Hokej.net Logo
SIE
31

Życzenie? Zdrowie w... słoiku!

Życzenie? Zdrowie w... słoiku!

Niewielu jest w naszym środowisku sportowym ludzi formatu Mateusza Danieluka. To 29-letni wychowanek klubu z Jastora. Pochodzi z "Szóstki", więc, co oczywiste, pierwsze hokejowe kroki musiał stawiać jeszcze na odkrytym lodowisku przy Leśnej. Od dziewięciu sezonów bez przerwy reprezentuje barwy JKH GKS Jastrzębie.

Danieluk jest najlepszym ligowym strzelcem w dziejach klubu. To z JKH GKS popularny "Burek" trafił do reprezentacji Polski i zdobywał gole na Mistrzostwach Świata Dywizji IB, pokonując bramkarzy Chorwacji (21 kwietnia 2010) i Litwy (17 kwietnia 2011 - dokładnie w dniu swoich 25. urodzin). Ten rok nie był dla niego łatwy. Zaczęło się od paskudnej kontuzji podczas styczniowego meczu (a raczej - ligowego sparingu) w Katowicach.
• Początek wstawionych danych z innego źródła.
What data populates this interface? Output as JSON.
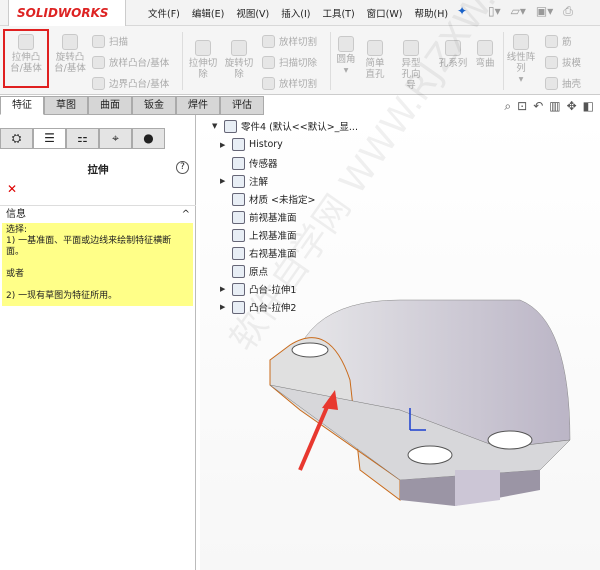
{
  "app": {
    "logo": "SOLIDWORKS"
  },
  "menu": [
    "文件(F)",
    "编辑(E)",
    "视图(V)",
    "插入(I)",
    "工具(T)",
    "窗口(W)",
    "帮助(H)"
  ],
  "toolbar": {
    "extrude_boss": "拉伸凸台/基体",
    "revolve_boss": "旋转凸台/基体",
    "sweep": "扫描",
    "loft": "放样凸台/基体",
    "boundary": "边界凸台/基体",
    "extrude_cut": "拉伸切除",
    "revolve_cut": "旋转切除",
    "loft_cut": "放样切割",
    "sweep_cut": "扫描切除",
    "boundary_cut": "放样切割",
    "fillet": "圆角",
    "simple_hole": "简单直孔",
    "hole_wizard": "异型孔向导",
    "hole_series": "孔系列",
    "flex": "弯曲",
    "linear_pattern": "线性阵列",
    "rib": "筋",
    "draft": "拔模",
    "shell": "抽壳"
  },
  "tabs": [
    "特征",
    "草图",
    "曲面",
    "钣金",
    "焊件",
    "评估"
  ],
  "panel": {
    "title": "拉伸",
    "info_header": "信息",
    "info_lines": [
      "选择:",
      "1) 一基准面、平面或边线来绘制特征横断面。",
      "",
      "或者",
      "",
      "2) 一现有草图为特征所用。"
    ]
  },
  "tree": {
    "root": "零件4  (默认<<默认>_显...",
    "items": [
      "History",
      "传感器",
      "注解",
      "材质 <未指定>",
      "前视基准面",
      "上视基准面",
      "右视基准面",
      "原点",
      "凸台-拉伸1",
      "凸台-拉伸2"
    ]
  },
  "watermark": "软件自学网 WWW.RJZXW.COM",
  "colors": {
    "highlight": "#e02020",
    "info_bg": "#ffff88",
    "arrow": "#e8382f"
  }
}
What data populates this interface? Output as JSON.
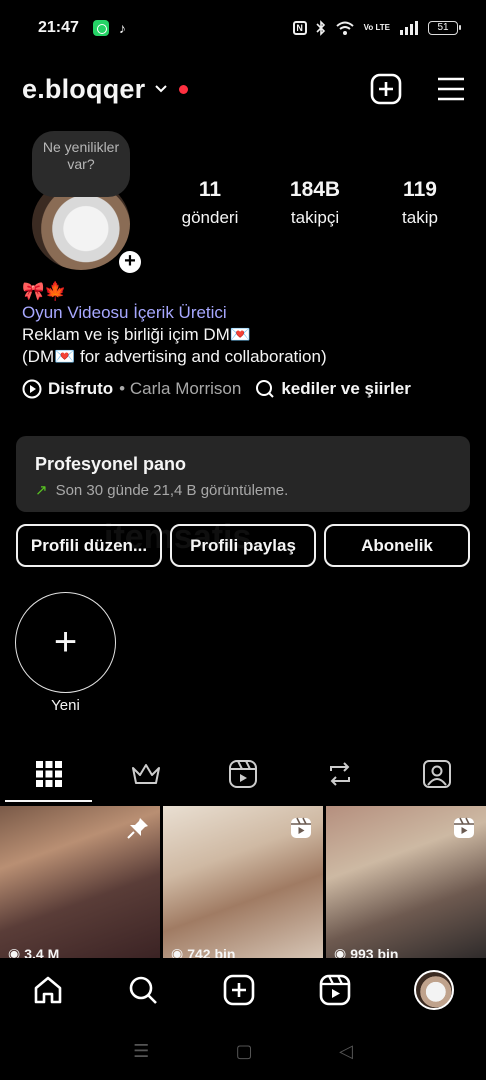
{
  "status_bar": {
    "time": "21:47",
    "tiktok_glyph": "♪",
    "nfc": "N",
    "volte": "Vo LTE",
    "battery": "51"
  },
  "header": {
    "username": "e.bloqqer",
    "icons": [
      "chevron-down-icon",
      "new-post-icon",
      "menu-icon"
    ]
  },
  "profile": {
    "note": "Ne yenilikler var?",
    "stats": [
      {
        "value": "11",
        "label": "gönderi"
      },
      {
        "value": "184B",
        "label": "takipçi"
      },
      {
        "value": "119",
        "label": "takip"
      }
    ],
    "bio": {
      "emoji": "🎀🍁",
      "category": "Oyun Videosu İçerik Üretici",
      "line1": "Reklam ve iş birliği içim DM💌",
      "line2": "(DM💌 for advertising and collaboration)",
      "song": "Disfruto",
      "artist": "• Carla Morrison",
      "topic": "kediler ve şiirler"
    }
  },
  "pro_dashboard": {
    "title": "Profesyonel pano",
    "subtitle": "Son 30 günde 21,4 B görüntüleme."
  },
  "buttons": {
    "edit": "Profili düzen...",
    "share": "Profili paylaş",
    "subscription": "Abonelik"
  },
  "highlights": {
    "new_label": "Yeni",
    "plus": "+"
  },
  "posts": [
    {
      "views": "3,4 M",
      "badge": "pin-icon"
    },
    {
      "views": "742 bin",
      "badge": "reels-icon"
    },
    {
      "views": "993 bin",
      "badge": "reels-icon"
    }
  ],
  "watermark": "itemsatis"
}
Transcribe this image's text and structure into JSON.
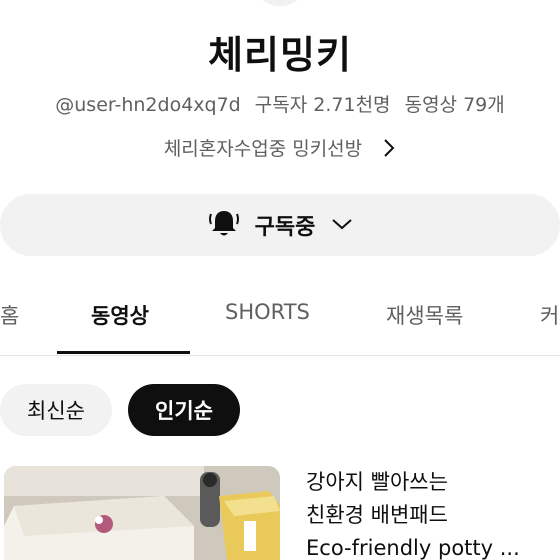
{
  "channel": {
    "name": "체리밍키",
    "handle": "@user-hn2do4xq7d",
    "subscribers": "구독자 2.71천명",
    "video_count": "동영상 79개",
    "description": "체리혼자수업중 밍키선방"
  },
  "subscribe": {
    "label": "구독중"
  },
  "tabs": [
    {
      "label": "홈"
    },
    {
      "label": "동영상"
    },
    {
      "label": "SHORTS"
    },
    {
      "label": "재생목록"
    },
    {
      "label": "커"
    }
  ],
  "chips": [
    {
      "label": "최신순"
    },
    {
      "label": "인기순"
    }
  ],
  "videos": [
    {
      "title_line1": "강아지 빨아쓰는",
      "title_line2": "친환경 배변패드",
      "title_line3": "Eco-friendly potty ..."
    }
  ],
  "colors": {
    "text": "#0f0f0f",
    "secondary": "#606060",
    "chip_bg": "#f2f2f2",
    "active_chip_bg": "#0f0f0f"
  }
}
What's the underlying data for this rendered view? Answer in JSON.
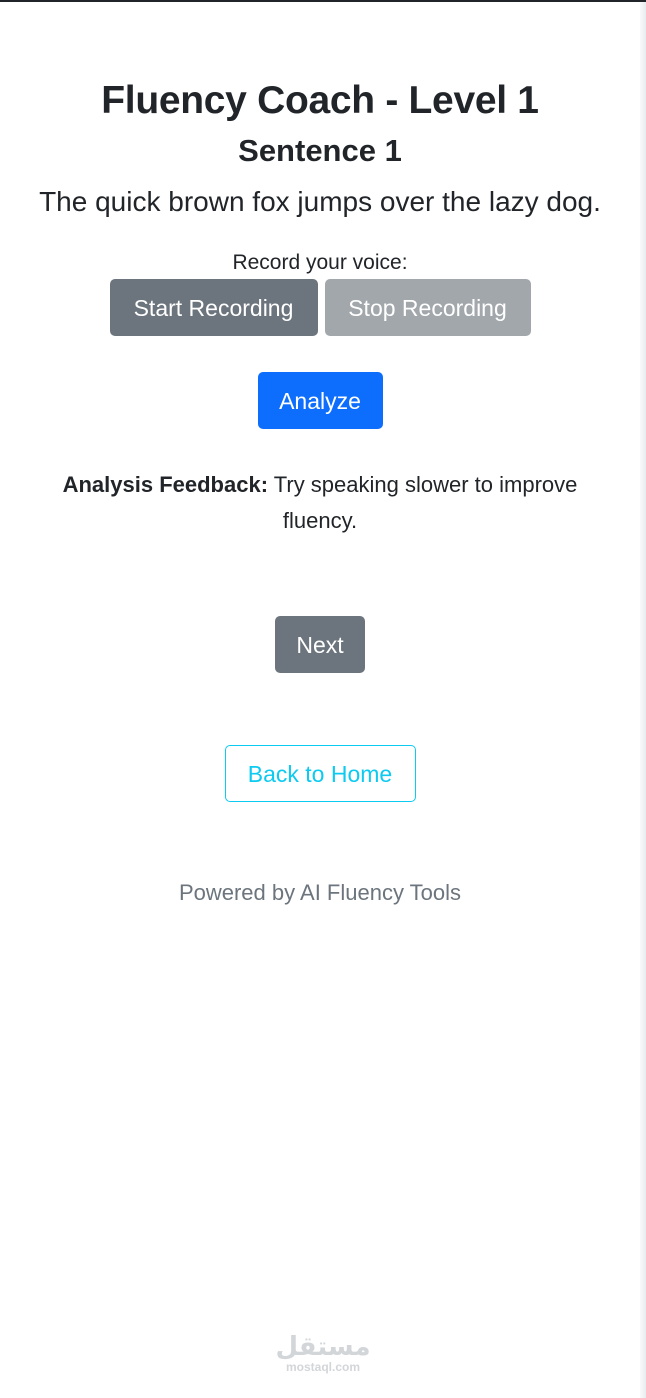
{
  "header": {
    "title": "Fluency Coach - Level 1",
    "subtitle": "Sentence 1"
  },
  "sentence": "The quick brown fox jumps over the lazy dog.",
  "recording": {
    "label": "Record your voice:",
    "start_label": "Start Recording",
    "stop_label": "Stop Recording"
  },
  "analyze_label": "Analyze",
  "feedback": {
    "label": "Analysis Feedback:",
    "text": "Try speaking slower to improve fluency."
  },
  "next_label": "Next",
  "home_label": "Back to Home",
  "footer": "Powered by AI Fluency Tools",
  "watermark": {
    "arabic": "مستقل",
    "latin": "mostaql.com"
  },
  "colors": {
    "primary": "#0d6efd",
    "secondary": "#6c757d",
    "secondary_disabled": "#a2a7ac",
    "info": "#0dcaf0",
    "text": "#212529"
  }
}
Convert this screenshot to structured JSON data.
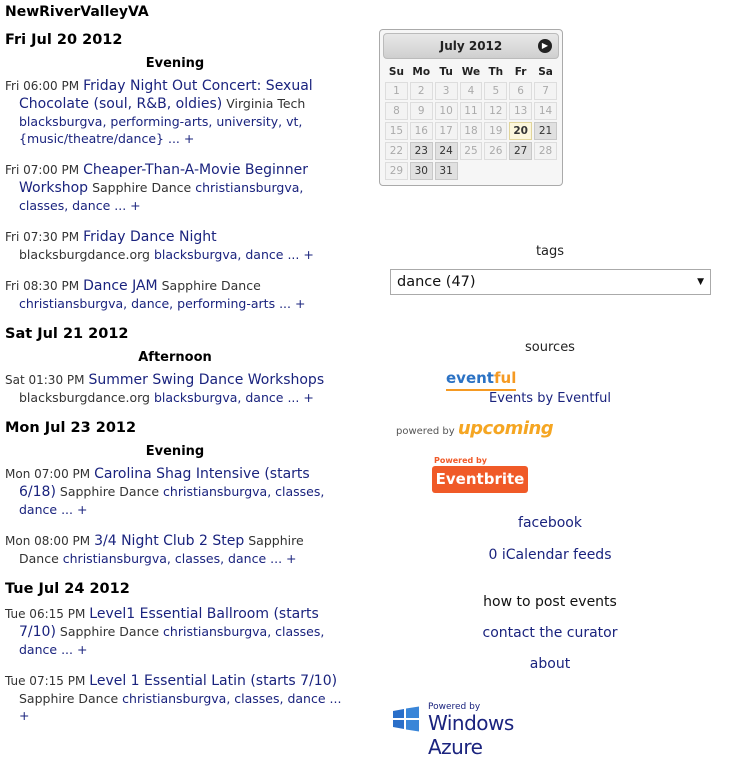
{
  "site": {
    "title": "NewRiverValleyVA"
  },
  "days": [
    {
      "header": "Fri Jul 20 2012",
      "period": "Evening",
      "events": [
        {
          "time": "Fri 06:00 PM",
          "title": "Friday Night Out Concert: Sexual Chocolate (soul, R&B, oldies)",
          "venue": "Virginia Tech",
          "tags": "blacksburgva, performing-arts, university, vt, {music/theatre/dance}",
          "more": "... +"
        },
        {
          "time": "Fri 07:00 PM",
          "title": "Cheaper-Than-A-Movie Beginner Workshop",
          "venue": "Sapphire Dance",
          "tags": "christiansburgva, classes, dance",
          "more": "... +"
        },
        {
          "time": "Fri 07:30 PM",
          "title": "Friday Dance Night",
          "venue": "blacksburgdance.org",
          "tags": "blacksburgva, dance",
          "more": "... +"
        },
        {
          "time": "Fri 08:30 PM",
          "title": "Dance JAM",
          "venue": "Sapphire Dance",
          "tags": "christiansburgva, dance, performing-arts",
          "more": "... +"
        }
      ]
    },
    {
      "header": "Sat Jul 21 2012",
      "period": "Afternoon",
      "events": [
        {
          "time": "Sat 01:30 PM",
          "title": "Summer Swing Dance Workshops",
          "venue": "blacksburgdance.org",
          "tags": "blacksburgva, dance",
          "more": "... +"
        }
      ]
    },
    {
      "header": "Mon Jul 23 2012",
      "period": "Evening",
      "events": [
        {
          "time": "Mon 07:00 PM",
          "title": "Carolina Shag Intensive (starts 6/18)",
          "venue": "Sapphire Dance",
          "tags": "christiansburgva, classes, dance",
          "more": "... +"
        },
        {
          "time": "Mon 08:00 PM",
          "title": "3/4 Night Club 2 Step",
          "venue": "Sapphire Dance",
          "tags": "christiansburgva, classes, dance",
          "more": "... +"
        }
      ]
    },
    {
      "header": "Tue Jul 24 2012",
      "period": "",
      "events": [
        {
          "time": "Tue 06:15 PM",
          "title": "Level1 Essential Ballroom (starts 7/10)",
          "venue": "Sapphire Dance",
          "tags": "christiansburgva, classes, dance",
          "more": "... +"
        },
        {
          "time": "Tue 07:15 PM",
          "title": "Level 1 Essential Latin (starts 7/10)",
          "venue": "Sapphire Dance",
          "tags": "christiansburgva, classes, dance",
          "more": "... +"
        }
      ]
    }
  ],
  "calendar": {
    "month_label": "July 2012",
    "next_icon": "next-arrow-icon",
    "weekdays": [
      "Su",
      "Mo",
      "Tu",
      "We",
      "Th",
      "Fr",
      "Sa"
    ],
    "weeks": [
      [
        "1",
        "2",
        "3",
        "4",
        "5",
        "6",
        "7"
      ],
      [
        "8",
        "9",
        "10",
        "11",
        "12",
        "13",
        "14"
      ],
      [
        "15",
        "16",
        "17",
        "18",
        "19",
        "20",
        "21"
      ],
      [
        "22",
        "23",
        "24",
        "25",
        "26",
        "27",
        "28"
      ],
      [
        "29",
        "30",
        "31",
        "",
        "",
        "",
        ""
      ]
    ],
    "highlighted": [
      "20",
      "21",
      "23",
      "24",
      "27",
      "30",
      "31"
    ],
    "today": "20"
  },
  "sidebar": {
    "tags_label": "tags",
    "tags_selected": "dance (47)",
    "sources_label": "sources",
    "eventful_logo_a": "event",
    "eventful_logo_b": "ful",
    "eventful_link": "Events by Eventful",
    "upcoming_small": "powered by",
    "upcoming_big": "upcoming",
    "eventbrite_small": "Powered by",
    "eventbrite_big": "Eventbrite",
    "facebook": "facebook",
    "ical": "0 iCalendar feeds",
    "howto": "how to post events",
    "contact": "contact the curator",
    "about": "about",
    "azure_small": "Powered by",
    "azure_big": "Windows Azure"
  }
}
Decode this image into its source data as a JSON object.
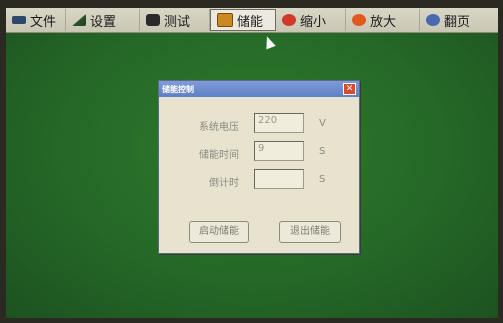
{
  "menu": {
    "items": [
      {
        "label": "文件",
        "icon": "file-icon"
      },
      {
        "label": "设置",
        "icon": "settings-icon"
      },
      {
        "label": "测试",
        "icon": "test-icon"
      },
      {
        "label": "储能",
        "icon": "storage-icon"
      },
      {
        "label": "缩小",
        "icon": "zoom-out-icon"
      },
      {
        "label": "放大",
        "icon": "zoom-in-icon"
      },
      {
        "label": "翻页",
        "icon": "page-icon"
      }
    ]
  },
  "dialog": {
    "title": "储能控制",
    "close": "✕",
    "fields": [
      {
        "label": "系统电压",
        "value": "220",
        "unit": "V"
      },
      {
        "label": "储能时间",
        "value": "9",
        "unit": "S"
      },
      {
        "label": "倒计时",
        "value": "",
        "unit": "S"
      }
    ],
    "start_button": "启动储能",
    "exit_button": "退出储能"
  },
  "colors": {
    "background": "#256827",
    "menubar": "#d9d6c6",
    "dialog": "#e7e3cf",
    "titlebar": "#6a88cf",
    "close": "#d84a2c"
  }
}
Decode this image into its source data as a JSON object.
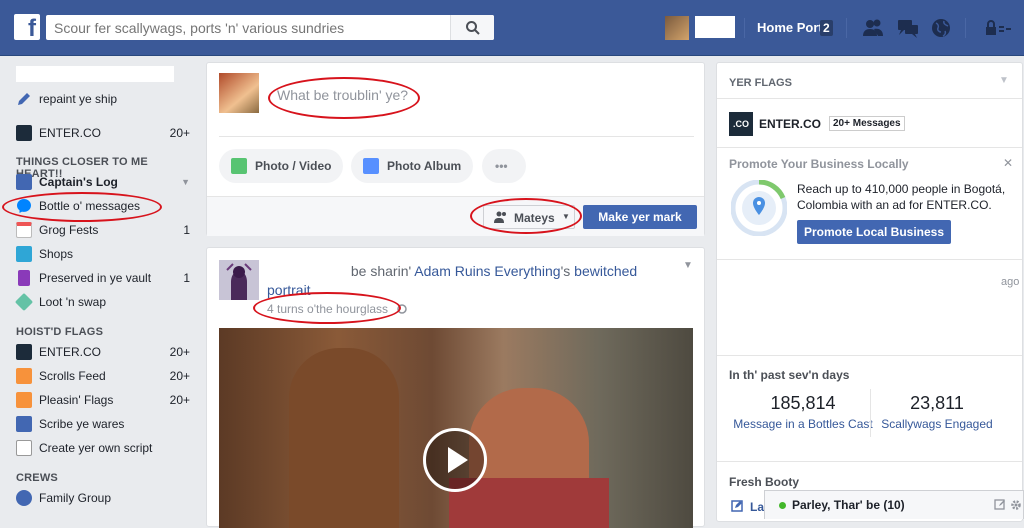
{
  "topbar": {
    "search_placeholder": "Scour fer scallywags, ports 'n' various sundries",
    "home_label": "Home Port",
    "home_count": "2",
    "colors": {
      "brand": "#3b5998",
      "brand_dark": "#29487d"
    }
  },
  "leftnav": {
    "edit_label": "repaint ye ship",
    "pages_shortcut": {
      "label": "ENTER.CO",
      "count": "20+"
    },
    "section_favorites": "THINGS CLOSER TO ME HEART!!",
    "favorites": [
      {
        "label": "Captain's Log",
        "count": ""
      },
      {
        "label": "Bottle o' messages",
        "count": ""
      },
      {
        "label": "Grog Fests",
        "count": "1"
      },
      {
        "label": "Shops",
        "count": ""
      },
      {
        "label": "Preserved in ye vault",
        "count": "1"
      },
      {
        "label": "Loot 'n swap",
        "count": ""
      }
    ],
    "section_pages": "HOIST'D FLAGS",
    "pages": [
      {
        "label": "ENTER.CO",
        "count": "20+"
      },
      {
        "label": "Scrolls Feed",
        "count": "20+"
      },
      {
        "label": "Pleasin' Flags",
        "count": "20+"
      },
      {
        "label": "Scribe ye wares",
        "count": ""
      },
      {
        "label": "Create yer own script",
        "count": ""
      }
    ],
    "section_groups": "CREWS",
    "groups": [
      {
        "label": "Family Group"
      }
    ]
  },
  "composer": {
    "prompt": "What be troublin' ye?",
    "photo_video_label": "Photo / Video",
    "photo_album_label": "Photo Album",
    "more_label": "•••",
    "audience_label": "Mateys",
    "post_label": "Make yer mark"
  },
  "post": {
    "action_text": "be sharin'",
    "page_name": "Adam Ruins Everything",
    "possessive": "'s",
    "object_text": "bewitched",
    "object_text2": "portrait",
    "time": "4 turns o'the hourglass"
  },
  "rightcol": {
    "pages_header": "YER FLAGS",
    "page_logo": ".CO",
    "page_name": "ENTER.CO",
    "messages_badge": "20+ Messages",
    "promo_title": "Promote Your Business Locally",
    "promo_text": "Reach up to 410,000 people in Bogotá, Colombia with an ad for ENTER.CO.",
    "promo_button": "Promote Local Business",
    "ago_text": "ago",
    "week_header": "In th' past sev'n days",
    "stats": [
      {
        "value": "185,814",
        "label": "Message in a Bottles Cast"
      },
      {
        "value": "23,811",
        "label": "Scallywags Engaged"
      }
    ],
    "booty_header": "Fresh Booty",
    "booty_item": "La"
  },
  "chat": {
    "label": "Parley, Thar' be (10)"
  }
}
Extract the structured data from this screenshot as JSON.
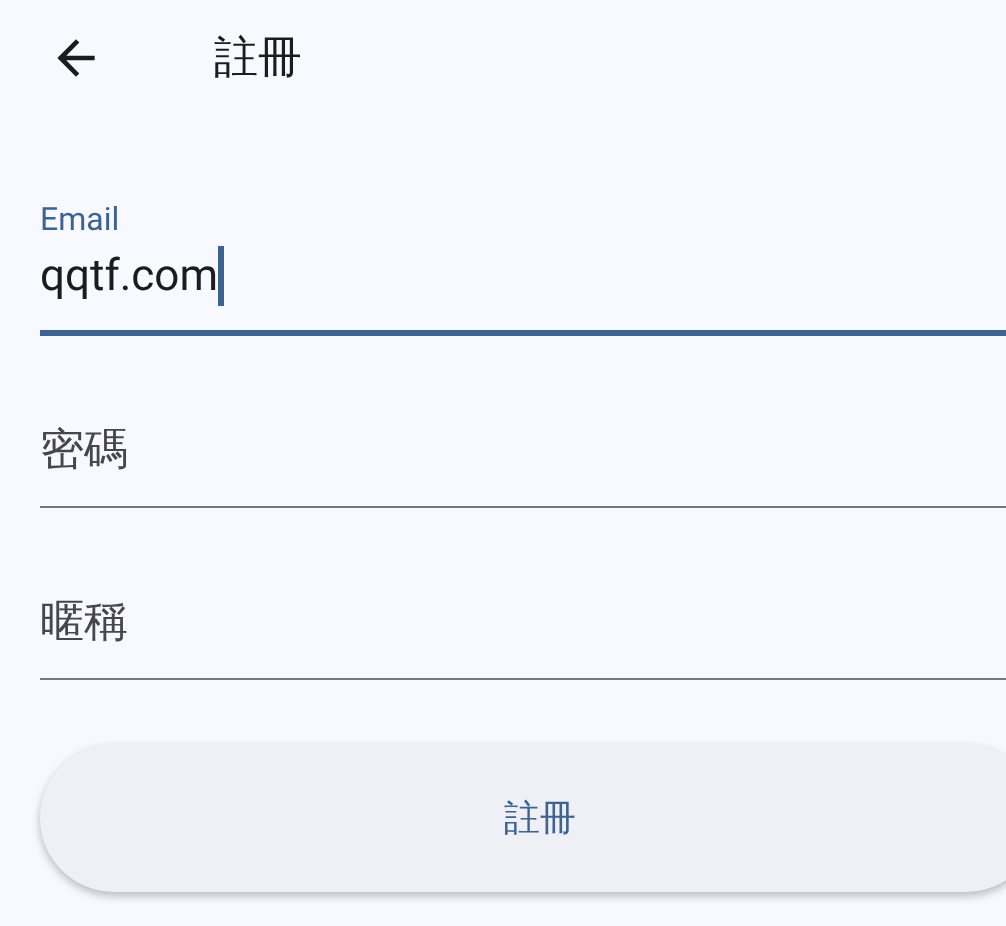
{
  "header": {
    "title": "註冊"
  },
  "fields": [
    {
      "label": "Email",
      "value": "qqtf.com",
      "focused": true
    },
    {
      "placeholder": "密碼",
      "focused": false
    },
    {
      "placeholder": "暱稱",
      "focused": false
    }
  ],
  "submit_button": {
    "label": "註冊"
  }
}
Mateusz zdołał wprawdzie wykurować się do marcowo-kwietniowych finałów z Tychami, ale sezon 2014/2015 mógł spisać na straty. Mimo rewolucji finansowej i kadrowej w JKH GKS postanowił pozostać przy Leśnej i pomóc nowej drużynie w "skoku w nieznane". Można chyba stawiać te przysłowiowe "dolary przeciw orzechom", że niejeden jastrzębski rodzic, który prowadzi swoją pociechę na treningi na Jastor, marzy, aby to właśnie jego dzieciak poszedł śladem Mateusza Danieluka.

- Skąd ten "Burek"? W środowisku hokejowym każdy zdaje sobie sprawę, że to twój pseudonim artystyczny, ale gdy zacząłem pytać tu i ówdzie o jego genezę, to... nikt nie wiedział.
Mateusz Danieluk- Dawne czasy (śmiech). Kiedy byłem jeszcze uczniem Szkoły Mistrzostwa Sportowego, miałem taką "fazę", że do każdego zwracałem się per "ty burku" czy "ty buraku". To musiało obrócić się przeciwko mnie. W efekcie sam zostałem "Burkiem". Przyjęło się, choć obecnie dość rzadko spotykam się z tym przezwiskiem.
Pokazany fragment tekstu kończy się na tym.